I just can’t accept that God would do such a thing. The very concept of Rosie O’Donnell has upset me so much that, out of spiritual desperation, I consulted with my priest, Father Stavros. I asked him “Father, if God loves us so, why did God send Rosie O’Donnell to live among us?”

Father Stavros is a wise, old man with a long beard and a funny hat. Well, it looks funny if you aren’t Greek Orthodox. To us, it looks fine. But, to those of different faiths, the hats Greek priests wear can look sort of weird and their names can be difficult to pronounce. I knew a priest named Father Papahartogeorgoudisfylakakopoulos.

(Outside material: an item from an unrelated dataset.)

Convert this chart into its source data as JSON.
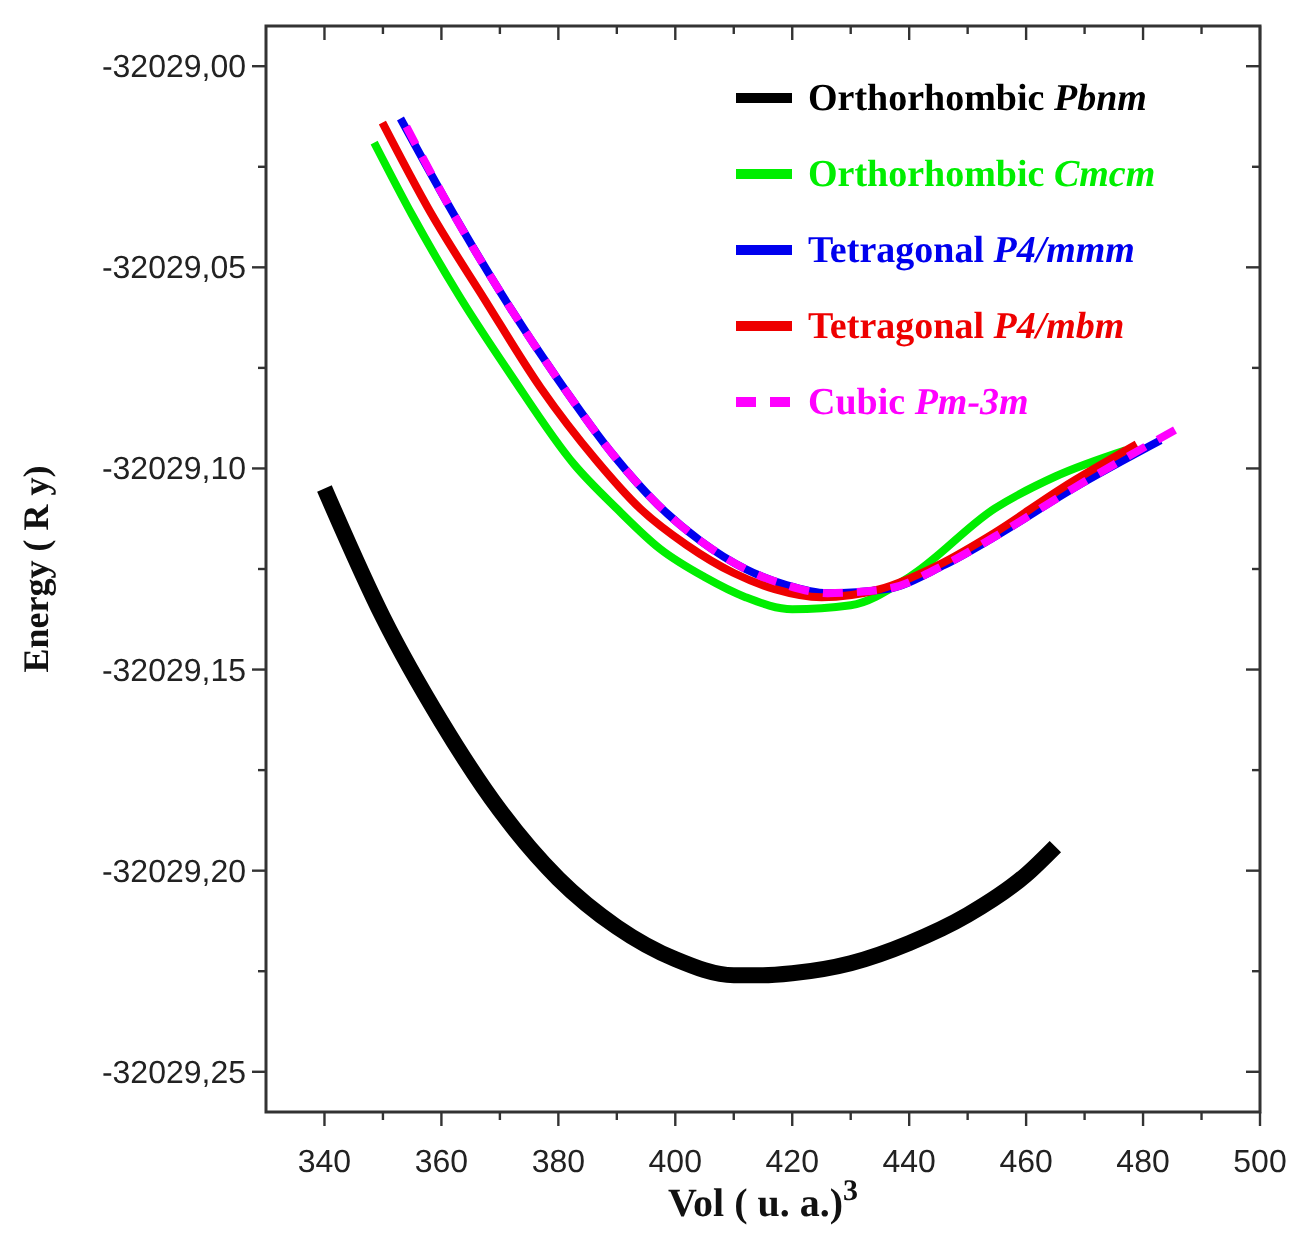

I felt bad for the guy.

Father Papahartogeorgoudisfylakakopoulos
Well, Father Stavros (who’s last name is thankfully easy to pronounce) listened to me and then said “maybe God put Rosie O’Donnell on earth to test the faithful.”


But I digress. The point I am trying to make is that I have spent the last few months reevaluating my life, and have decided that, if I am going to continue writing this column, I need to concentrate on more important things. Our world and our nation are facing dark times. I want to make a difference.
So get ready, People of Earth, for the greatest and most meaningful series of articles you have ever experienced.
I will begin by exploring the hidden wonders and important parables for our times revealed through professional Mexican wrestling.